The paper analogy is brilliant and instantly made sense!

This is great! I couldn’t have written it any better myself!

Great!

People have been wondering why the rules force you to use GU basepairs if they are so weak.

http://mbe.oxfordjournals.org/content…

“An Analysis of G-U Base Pair Occurrence in Eukaryotic 5S rRNAs”

Here’s an article detailing the importance of G-U basepairs in RNA structures.
g-u base pairs are pretty important for RNA function, but they are very weak, so if you don’t make a rule forcing people to use them, the energy function by itself will not reward people for doing so. But it is an essential part of RNA design, knowing where one can and cannot put G-U base pairs.

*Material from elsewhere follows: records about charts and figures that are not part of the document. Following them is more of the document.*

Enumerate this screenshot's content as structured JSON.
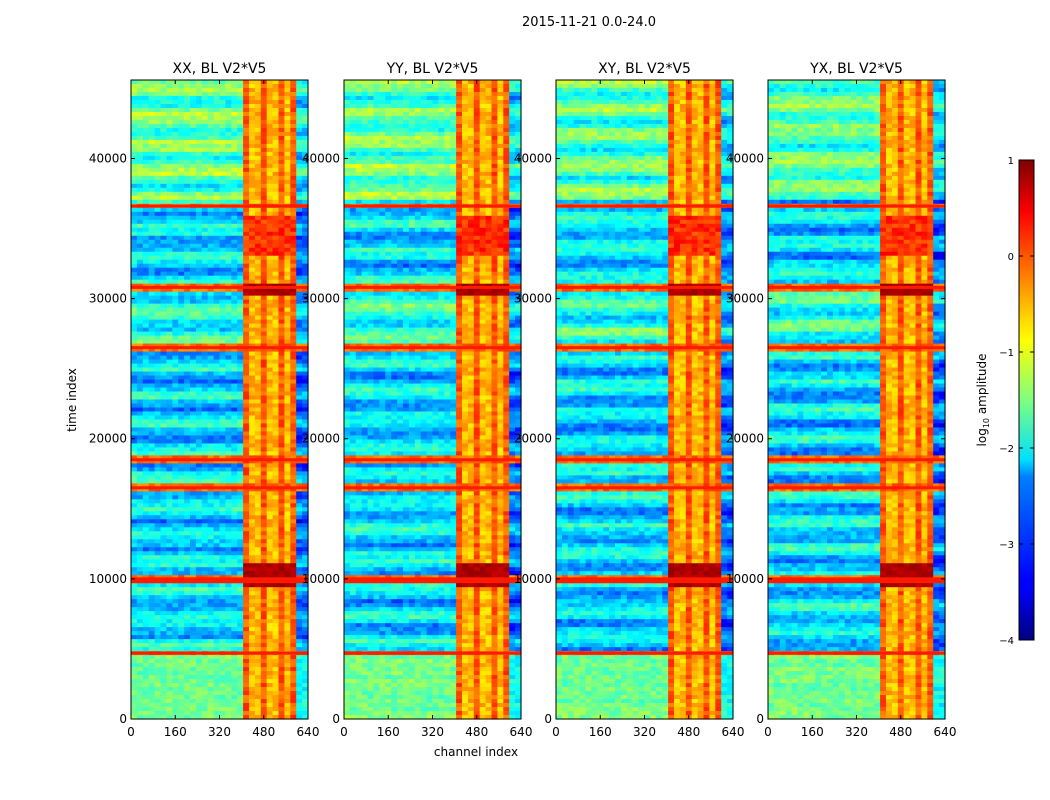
{
  "chart_data": {
    "type": "heatmap",
    "suptitle": "2015-11-21 0.0-24.0",
    "xlabel": "channel index",
    "ylabel": "time index",
    "xlim": [
      0,
      640
    ],
    "ylim": [
      0,
      45600
    ],
    "xticks": [
      0,
      160,
      320,
      480,
      640
    ],
    "yticks": [
      0,
      10000,
      20000,
      30000,
      40000
    ],
    "colormap": "jet",
    "colorbar": {
      "label_main": "log",
      "label_sub": "10",
      "label_tail": " amplitude",
      "range": [
        -4,
        1
      ],
      "ticks": [
        1,
        0,
        -1,
        -2,
        -3,
        -4
      ],
      "tick_labels": [
        "1",
        "0",
        "−1",
        "−2",
        "−3",
        "−4"
      ]
    },
    "panels": [
      {
        "title": "XX, BL V2*V5",
        "polarization": "XX"
      },
      {
        "title": "YY, BL V2*V5",
        "polarization": "YY"
      },
      {
        "title": "XY, BL V2*V5",
        "polarization": "XY"
      },
      {
        "title": "YX, BL V2*V5",
        "polarization": "YX"
      }
    ],
    "features": {
      "rfi_channel_band": [
        405,
        600
      ],
      "strong_time_rows": [
        4700,
        9800,
        10000,
        16500,
        18500,
        26500,
        30800,
        36600
      ],
      "quiet_block_time": [
        0,
        4500
      ]
    }
  }
}
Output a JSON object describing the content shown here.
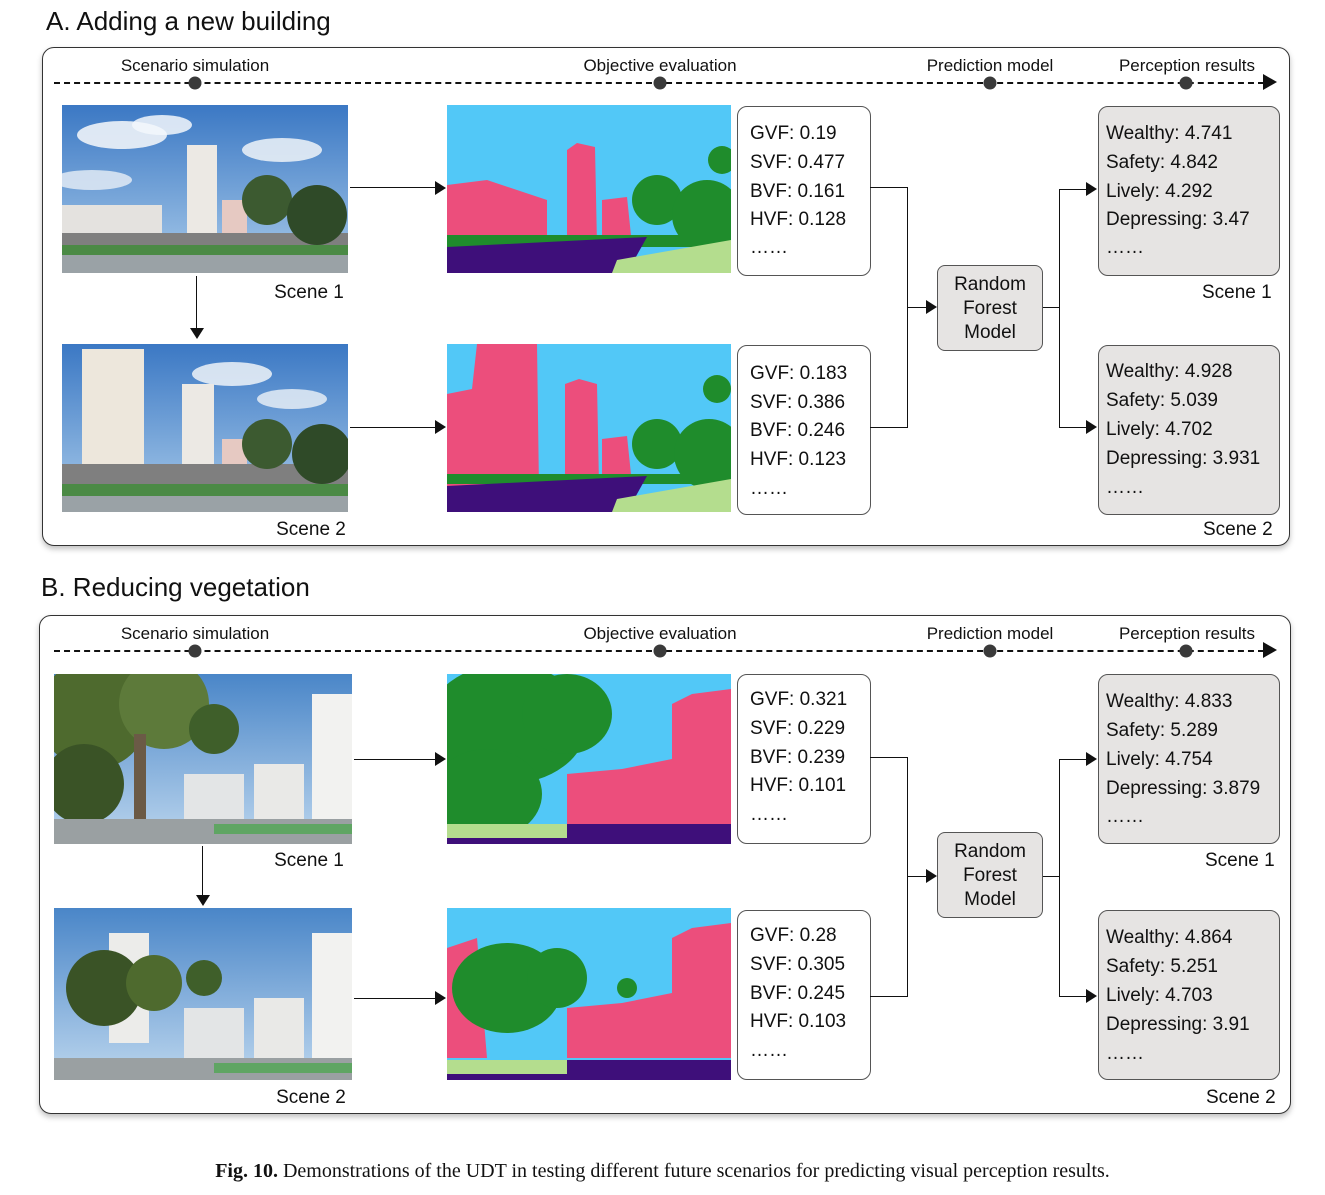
{
  "sections": [
    {
      "title": "A. Adding a new building",
      "stages": [
        "Scenario simulation",
        "Objective evaluation",
        "Prediction model",
        "Perception results"
      ],
      "scenes": [
        {
          "label": "Scene 1",
          "metrics": [
            "GVF:  0.19",
            "SVF:  0.477",
            "BVF:  0.161",
            "HVF:  0.128",
            "……"
          ],
          "results": [
            "Wealthy:  4.741",
            "Safety:  4.842",
            "Lively:  4.292",
            "Depressing:  3.47",
            "……"
          ]
        },
        {
          "label": "Scene 2",
          "metrics": [
            "GVF:  0.183",
            "SVF:  0.386",
            "BVF:  0.246",
            "HVF:  0.123",
            "……"
          ],
          "results": [
            "Wealthy:  4.928",
            "Safety:  5.039",
            "Lively:  4.702",
            "Depressing:  3.931",
            "……"
          ]
        }
      ],
      "model": [
        "Random",
        "Forest",
        "Model"
      ]
    },
    {
      "title": "B. Reducing vegetation",
      "stages": [
        "Scenario simulation",
        "Objective evaluation",
        "Prediction model",
        "Perception results"
      ],
      "scenes": [
        {
          "label": "Scene 1",
          "metrics": [
            "GVF:  0.321",
            "SVF:  0.229",
            "BVF:  0.239",
            "HVF:  0.101",
            "……"
          ],
          "results": [
            "Wealthy:  4.833",
            "Safety:  5.289",
            "Lively:  4.754",
            "Depressing:  3.879",
            "……"
          ]
        },
        {
          "label": "Scene 2",
          "metrics": [
            "GVF:  0.28",
            "SVF:  0.305",
            "BVF:  0.245",
            "HVF:  0.103",
            "……"
          ],
          "results": [
            "Wealthy:  4.864",
            "Safety:  5.251",
            "Lively:  4.703",
            "Depressing:  3.91",
            "……"
          ]
        }
      ],
      "model": [
        "Random",
        "Forest",
        "Model"
      ]
    }
  ],
  "caption": {
    "label": "Fig. 10.",
    "text": " Demonstrations of the UDT in testing different future scenarios for predicting visual perception results."
  },
  "colors": {
    "sky": "#52c8f7",
    "building": "#ec4e7c",
    "vegetation": "#1f8c2c",
    "road": "#3e0f7a",
    "sidewalk": "#b4dd8e",
    "result_fill": "#e6e4e3"
  }
}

Here’s a quote from the abstract

“In recent years, it has been shown that one of the most important structural elements in RNA is a wobble pair G-U. . . . The distribution of G-U pairs and the nature of adjacent bases suggests their possible role as a recognition site in interactions with other components of protein biosynthesis machinery.”

I feel that alan’s post here: https://docs.google.com/document/pub?..

should go here, just in case you already knew what potential energy was and wanted a more significantly-more-technical but significantly-less-handwavey version of the same reasoning.

Thank you. I’m new to this game but this explains a lot. I was only attempting to get the lowest energy and highest melting point.

good writing

I’ve also read that under certain conditions, Cytosine can mutate to Uracil spontaneously, turning what was once a very strong hold (perhaps the bond that is holding the structure together) into a very weak one. I don’t know how true it is, though.

@paramodic: yes, this is true. its called deamination–an amino group is lost from cytosine, turning it into uracil. this is a spontaneous reaction that occurs for sure in DNA, but im not sure if it also happens in RNA. in DNA its not a huge ordeal because there are specific ways of fixing it, but again–im not sure if RNA has a way of doing that.

Deamination occurs in both RNA and DNA. To my knowledge there is no way to detect, let alone repair these mutations.

I’m not sure that spontaneously deaminated cytidine residues are a big problem, though. Most RNAs turn over fairly quickly - even the genomic RNAs of viruses. Over the lifetime of the RNA, the mutation rate from spontatneous deamination is probably lower than the mutation rate caused by errors in transcription/replication. RNA polymerases are notoriously sloppy.

In RNA, cytidine deamination is usually deliberate. C -> U mutations are one of the more common changes made in RNA editing, and a very interesting protein called APOBEC3G is a cytidine deaminase that lethally mutates certain viruses.